New research on China further substantiates these claims. The research, which was recently published in the Proceedings of the National Academy of Sciences (PNAS), connects the success of China’s conservation efforts with social norms. The study’s data stems from China’s substantial government initiative named Grain-to-Green, which pays farmers to exchange their cropland back to forest. The benefits from such a government program include increased reduced GHG emissions (carbon sink), more habitat, less erosion, and less runoff. Alan Tessier, program director in the National Science Foundation’s Division of Environmental Biology stated that the “Grain-to-Green Program is one of the largest ‘payment for ecosystem services’ programs in the world.”
To perform such a program, monetary incentive is an obvious motivator, but what scientist Jianguo “Jack” Liu of Michigan State University found was that ‘a community’s social norms have substantial impacts on the sustainability of these conservation investments.” Like the example of the hotel placard, the pressure from other people (specifically your neighbors) acting responsibly and the need to be a part of the majority encourages participation in the program. Such findings will encourage governments to leverage these social norms along with economic and demographic trends when deciding how to implement conservation programs. Consequently, more environmental benefit can be attained with less monetary investment from the government.

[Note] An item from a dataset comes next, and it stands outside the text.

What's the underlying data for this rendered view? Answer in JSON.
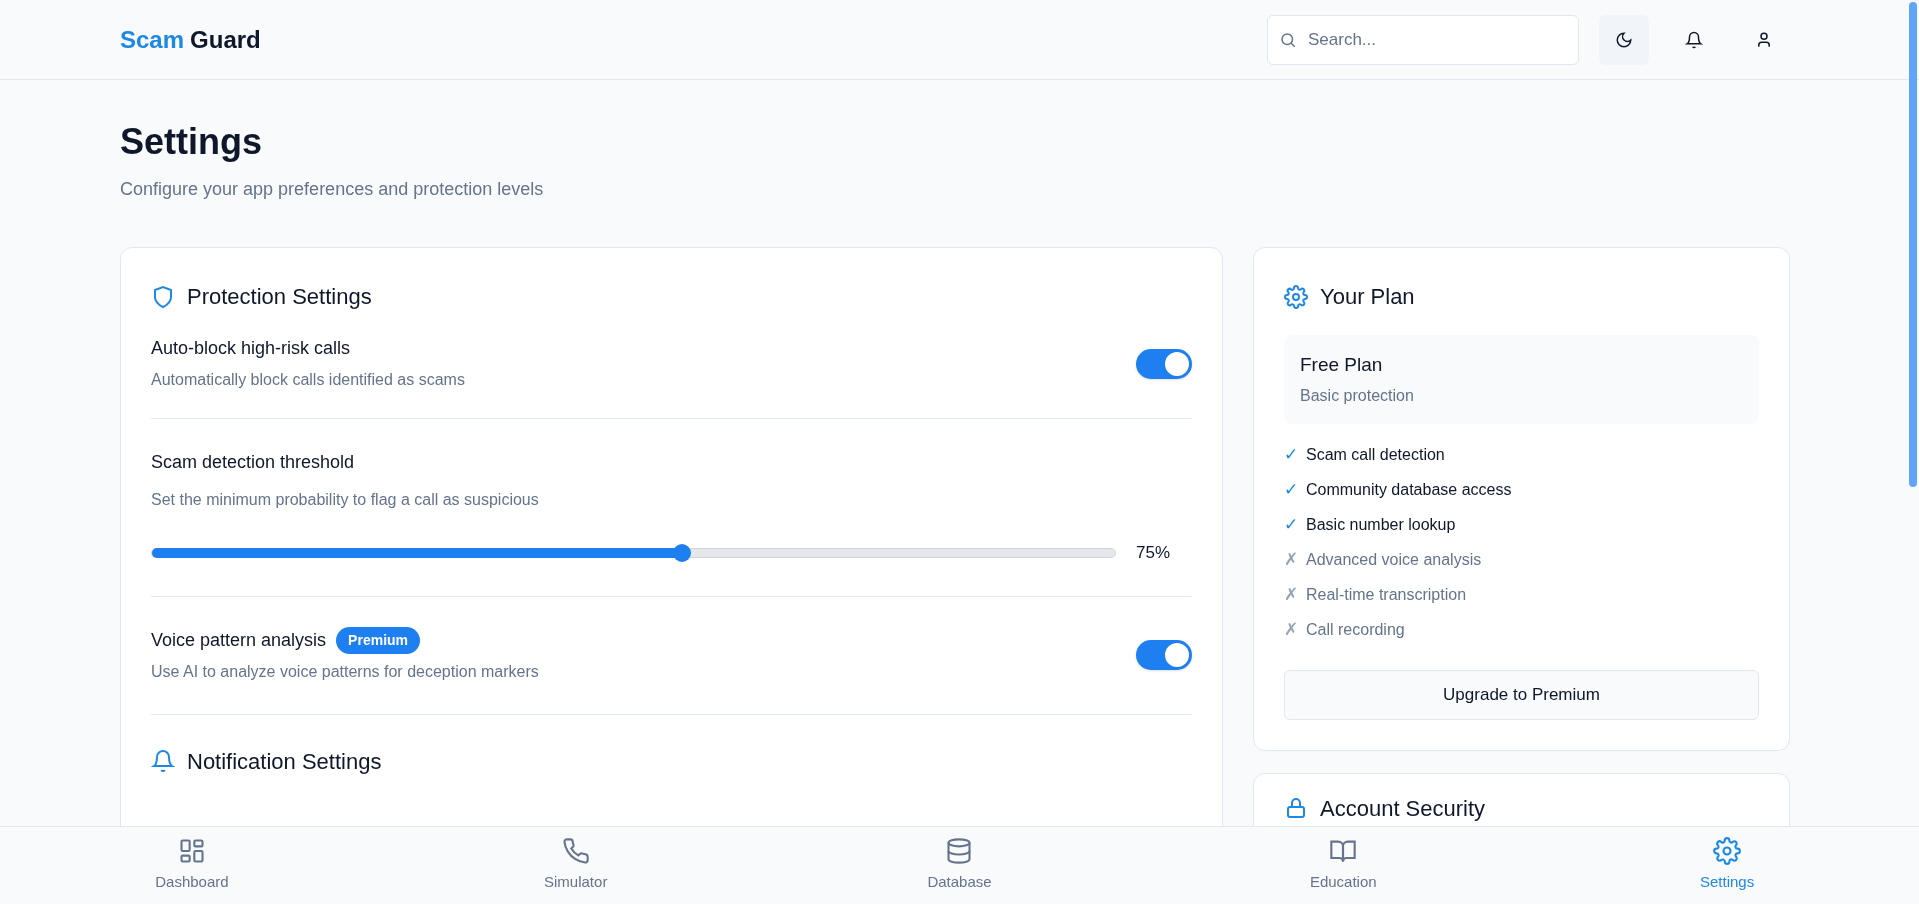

In the end, it all makes sense. We want to be part of a community, part of something larger than ourselves. At Celsias, we have projects to join and actions that encourage a more sustainable lifestyle. While I am not the editor of Celsias, there might be a reason when you enter the homepage there are ten individuals at the bottom shown who have recently completed an action. It lets visitors know that there are a multitude of things that can be done and that plenty of us are doing it habitually. It ends up persuading others to do the same. Additionally, encouraging anyone to contribute articles or discussion post items only serves to build the Celsias community and our collective effort towards climate change. I would not call it peer pressure in this case, but more of a desire to be part of a community.